In order to support the construction sector experiencing a shortage of raw materials and rise in supply prices, public procurement contracts in France will be amended to ensure the continued performance of services; public actors are advised to suspend contractual penalties and to insert a price revision clause in all future public procurement contracts. In addition, information on raw material prices will be updated more often, and crisis units created during the COVID-19 crisis will be reactivated to provide a forum for consultation on subjects affecting the construction industry. As the increase in the price of non-road diesel is a notable issue, the abolition of the tax advantage on non-road diesel that was scheduled to come into force on 1 January 2023 has been postponed.

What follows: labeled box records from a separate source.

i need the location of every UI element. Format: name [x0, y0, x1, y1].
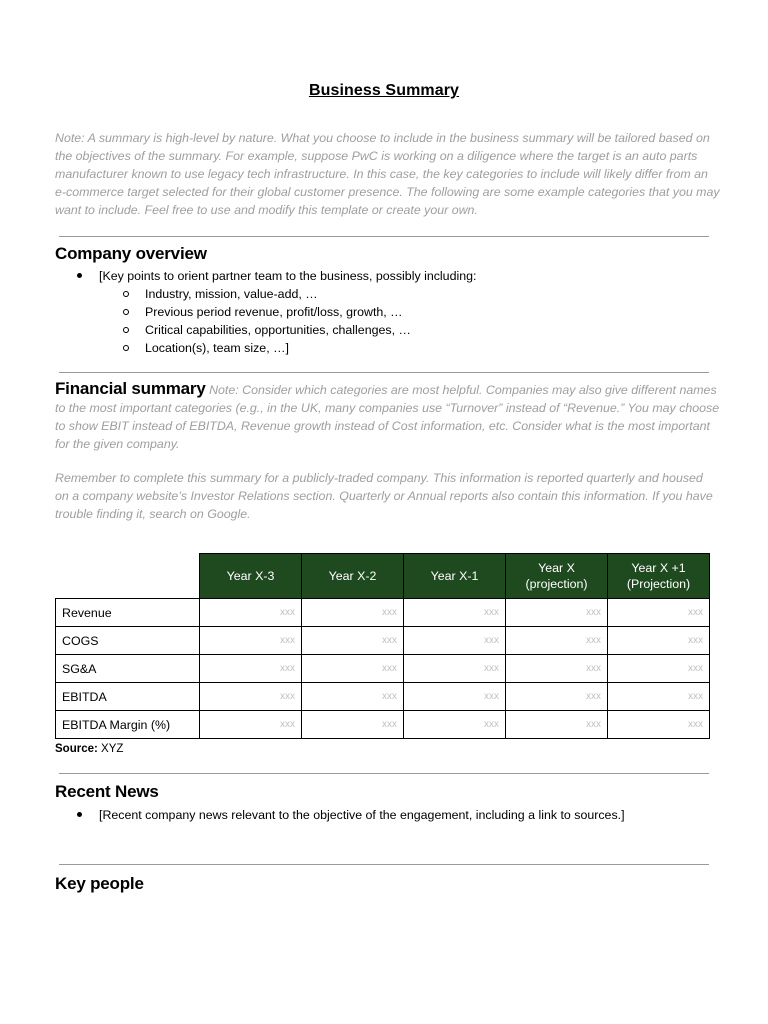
section-divider [59, 864, 709, 865]
company-overview-list [55, 267, 715, 357]
financial-summary-paragraph [55, 380, 720, 453]
intro-note: Note: A summary is high-level by nature. What you choose to include in the business summary will be tailored based on the objectives of the summary. For example, suppose PwC is working on a diligence where the target is an auto parts manufacturer known to use legacy tech infrastructure. In this case, the key categories to include will likely differ from an e-commerce target selected for their global customer presence. The following are some example categories that you may want to include. Feel free to use and modify this template or create your own. [55, 131, 720, 217]
row-label: EBITDA [56, 683, 200, 711]
recent-news-bullet: [Recent company news relevant to the objective of the engagement, including a link to sources.] [99, 808, 625, 822]
section-divider [59, 236, 709, 237]
table-cell: xxx [608, 711, 710, 739]
company-overview-heading: Company overview [55, 244, 207, 263]
row-label: COGS [56, 627, 200, 655]
table-cell: xxx [302, 627, 404, 655]
section-divider [59, 773, 709, 774]
sub-item: Location(s), team size, …] [145, 341, 289, 355]
bullet-icon [77, 812, 82, 817]
table-cell: xxx [200, 655, 302, 683]
list-item [55, 321, 715, 339]
list-item [55, 303, 715, 321]
table-row [56, 711, 710, 739]
company-overview-bullet: [Key points to orient partner team to the business, possibly including: [99, 269, 477, 283]
table-cell: xxx [506, 683, 608, 711]
key-people-heading: Key people [55, 874, 144, 893]
column-header [506, 554, 608, 599]
row-label: SG&A [56, 655, 200, 683]
financial-summary-heading: Financial summary [55, 379, 206, 398]
table-cell: xxx [200, 599, 302, 627]
table-cell: xxx [608, 655, 710, 683]
list-item [55, 339, 715, 357]
column-header-line1: Year X-3 [226, 569, 275, 583]
column-header-line2: (projection) [525, 577, 588, 591]
table-row [56, 655, 710, 683]
table-header-row [56, 554, 710, 599]
table-cell: xxx [608, 683, 710, 711]
table-cell: xxx [200, 627, 302, 655]
circle-bullet-icon [123, 309, 129, 315]
bullet-icon [77, 273, 82, 278]
financial-summary-note2: Remember to complete this summary for a publicly-traded company. This information is reported quarterly and housed on a company website’s Investor Relations section. Quarterly or Annual reports also contain this information. If you have trouble finding it, search on Google. [55, 471, 713, 521]
table-cell: xxx [404, 655, 506, 683]
table-row [56, 683, 710, 711]
table-cell: xxx [302, 599, 404, 627]
list-item [55, 806, 715, 824]
column-header-line1: Year X +1 [631, 561, 686, 575]
table-cell: xxx [506, 599, 608, 627]
financial-summary-note: Note: Consider which categories are most helpful. Companies may also give different names to the most important categories (e.g., in the UK, many companies use “Turnover” instead of “Revenue.” You may choose to show EBIT instead of EBITDA, Revenue growth instead of Cost information, etc. Consider what is the most important for the given company. [55, 383, 720, 451]
table-cell: xxx [404, 683, 506, 711]
table-cell: xxx [506, 711, 608, 739]
table-cell: xxx [302, 655, 404, 683]
page-title: Business Summary [308, 82, 460, 99]
table-cell: xxx [200, 683, 302, 711]
column-header-line2: (Projection) [626, 577, 691, 591]
recent-news-heading: Recent News [55, 782, 159, 801]
sub-item: Industry, mission, value-add, … [145, 287, 318, 301]
table-cell: xxx [200, 711, 302, 739]
circle-bullet-icon [123, 327, 129, 333]
table-row [56, 627, 710, 655]
table-cell: xxx [404, 627, 506, 655]
table-cell: xxx [302, 683, 404, 711]
financial-table [55, 553, 710, 739]
financial-summary-block [55, 380, 720, 523]
table-cell: xxx [608, 627, 710, 655]
recent-news-list [55, 806, 715, 824]
list-item [55, 267, 715, 285]
table-source [55, 743, 123, 755]
table-cell: xxx [404, 711, 506, 739]
column-header-line1: Year X-2 [328, 569, 377, 583]
column-header-line1: Year X-1 [430, 569, 479, 583]
circle-bullet-icon [123, 345, 129, 351]
source-label: Source: [55, 743, 98, 755]
table-cell: xxx [302, 711, 404, 739]
list-item [55, 285, 715, 303]
sub-item: Critical capabilities, opportunities, challenges, … [145, 323, 411, 337]
column-header [200, 554, 302, 599]
row-label: Revenue [56, 599, 200, 627]
column-header [404, 554, 506, 599]
sub-item: Previous period revenue, profit/loss, growth, … [145, 305, 403, 319]
column-header [608, 554, 710, 599]
table-corner [56, 554, 200, 599]
table-cell: xxx [506, 655, 608, 683]
table-row [56, 599, 710, 627]
table-cell: xxx [506, 627, 608, 655]
section-divider [59, 372, 709, 373]
table-cell: xxx [404, 599, 506, 627]
row-label: EBITDA Margin (%) [56, 711, 200, 739]
column-header-line1: Year X [538, 561, 575, 575]
column-header [302, 554, 404, 599]
table-cell: xxx [608, 599, 710, 627]
source-value: XYZ [101, 743, 124, 755]
circle-bullet-icon [123, 291, 129, 297]
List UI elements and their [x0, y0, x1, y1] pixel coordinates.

Furthermore, €80 million have been allocated to partially compensate public works SMEs for the increase in the price of non-road diesel.

Conclusion

The war in Ukraine has sent shockwaves across a worldwide economy that was already struggling to recover from the effects of the COVID-19 pandemic. In response, EU Member States have implemented both economy-wide and more targeted policies. Several states have included provisions that vary by month, or according to price or consumption level, suggesting that the governments have prepared these measures knowing that conditions will change rapidly and affect segments of the economy disproportionately.

Future measures will also incorporate coordinated European action, as discussed in an extraordinary meeting held on 9 September 2022 by the Transport, Telecommunications, and Energy (Energy) Council. During the meeting, Ministers discussed both temporary emergency measures to mitigate high energy prices as well as longer-term improvements to the market framework. They also called for reducing the EU’s dependency on fossil fuels and accelerating decarbonisation.

In a third of Member States, direct subsidies and tax reductions have reportedly been used as first responses to help companies across the economy that are facing rising energy prices. Others have chosen to get rid of energy-related fees. Social partners in Austria, Germany, Greece and Slovenia have criticised some of these measures as falling short of their aim to support the most affected groups.

Governments have also implemented more targeted measures that have been met with greater approval from social partners. Some measures support companies that have been particularly or directly affected by the war, either because of their commercial ties or because they have faced rising costs and falling turnover. Another set of measures targets sectors to help ensure sufficient food supply and other essential services. Although social partners were not involved in the design of these measures, in the main they have expressed favourable opinions about the initiatives.